We know that wartime privations often led owners of motor cars to resort to other sources of fuel when petrol was in short supply. However, what we see here seems to be the even more radical – but entirely practical – solution provided by a totally different form of motive power.
The blackout covers on this Citroën Traction Avant clearly indicate that the image dates from the years of the Second World War – and the location looks very likely to be the Avenue des Champs-Élysées in Paris. The female driver of the horse-drawn carriage is definitely pleased with her solution to the problems of wartime transport.
The question then remains the precise date. The German army occupied Paris in June 1940, and the vehicle travelling in the other direction could possibly be a German army staff car, such as an Opel Kadett.
Fortunately, as so often is the case with such images, the reverse gives us more information. It is stamped with the date 28 February 1942. A little bit of research into the weather during that year tells us that the 1942 winter was the coldest since 1895, which certainly seems to explain the snow.
Turning now to the car: the Traction Avant was a ground-breaking design, introduced in 1933 and designed for André Citroën by engineer André Lefèbvre and designer Flamino Bertoni, to meet his desire to create a totally new concept. He specified a 100 km/h maximum speed, a consumption of 10 litres / 100 km, uni-body construction and front-wheel drive – and despite several technical problems the car delivered. Road-holding was described as outstanding.
During World War II the Tractions were favoured by the French Resistance because of this remarkable agility – but sadly many of the cars perished during the exploits of these brave individuals.
Production restarted fully in 1946 and lasted until 1957. The last Traction, an 11CV Familiale, was delivered on 25th July 1957, and therefore overlapped by nearly two years the production of yet another ground-breaking Citroën – the immortal DS, introduced on 5th October 1955 at the Paris Salon.
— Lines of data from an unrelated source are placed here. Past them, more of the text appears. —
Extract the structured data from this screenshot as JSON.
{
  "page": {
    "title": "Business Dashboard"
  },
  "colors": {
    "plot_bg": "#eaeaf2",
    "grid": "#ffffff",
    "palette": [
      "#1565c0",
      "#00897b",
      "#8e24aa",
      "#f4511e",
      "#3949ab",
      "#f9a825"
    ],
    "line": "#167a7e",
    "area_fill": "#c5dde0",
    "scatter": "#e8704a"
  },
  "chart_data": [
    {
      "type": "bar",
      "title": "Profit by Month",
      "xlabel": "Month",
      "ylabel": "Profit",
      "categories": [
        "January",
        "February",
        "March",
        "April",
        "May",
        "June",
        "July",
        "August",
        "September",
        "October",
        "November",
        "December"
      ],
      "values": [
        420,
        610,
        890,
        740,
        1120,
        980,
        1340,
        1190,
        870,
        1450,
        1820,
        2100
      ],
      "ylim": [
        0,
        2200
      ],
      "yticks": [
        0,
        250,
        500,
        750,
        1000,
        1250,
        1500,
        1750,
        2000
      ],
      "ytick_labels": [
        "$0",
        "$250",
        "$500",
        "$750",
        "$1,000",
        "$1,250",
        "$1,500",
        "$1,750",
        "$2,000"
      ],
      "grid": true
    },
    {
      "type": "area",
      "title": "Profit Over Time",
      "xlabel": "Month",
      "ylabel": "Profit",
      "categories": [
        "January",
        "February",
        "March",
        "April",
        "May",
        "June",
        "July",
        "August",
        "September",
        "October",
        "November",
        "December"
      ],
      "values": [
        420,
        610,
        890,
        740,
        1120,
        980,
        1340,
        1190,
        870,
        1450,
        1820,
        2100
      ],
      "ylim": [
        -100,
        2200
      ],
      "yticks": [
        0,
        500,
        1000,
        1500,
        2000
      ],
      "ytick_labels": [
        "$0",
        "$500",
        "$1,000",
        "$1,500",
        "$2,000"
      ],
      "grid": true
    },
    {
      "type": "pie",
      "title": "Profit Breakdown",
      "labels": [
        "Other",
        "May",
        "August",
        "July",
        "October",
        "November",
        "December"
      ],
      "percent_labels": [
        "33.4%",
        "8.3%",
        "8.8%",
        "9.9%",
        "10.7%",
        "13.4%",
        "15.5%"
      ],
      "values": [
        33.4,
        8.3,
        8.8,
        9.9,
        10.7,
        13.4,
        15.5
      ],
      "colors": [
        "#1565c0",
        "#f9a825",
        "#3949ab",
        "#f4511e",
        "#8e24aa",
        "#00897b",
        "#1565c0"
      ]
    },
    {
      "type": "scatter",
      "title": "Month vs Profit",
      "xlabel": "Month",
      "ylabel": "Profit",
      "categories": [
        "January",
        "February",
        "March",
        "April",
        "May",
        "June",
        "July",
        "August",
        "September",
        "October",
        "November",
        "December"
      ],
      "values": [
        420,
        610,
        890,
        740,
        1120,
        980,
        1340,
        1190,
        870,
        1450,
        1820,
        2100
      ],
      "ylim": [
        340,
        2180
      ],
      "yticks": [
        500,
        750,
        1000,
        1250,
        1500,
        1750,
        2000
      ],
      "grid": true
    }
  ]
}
The 15/6H Traction, one of the last versions of the Traction, had self-levelling hydraulic rear suspension and acted as a test-bed for the revolutionary hydro-pneumatic suspension of the DS. A 15/6H was used by the actor Rupert Davies in the British TV series of Maigret that ran from 1960 to 1963.
We can only guess what the Traction in our picture was doing there on that chilly day in 1942. Out of fuel, simply parked, or waiting for something more adventurous and more dangerous?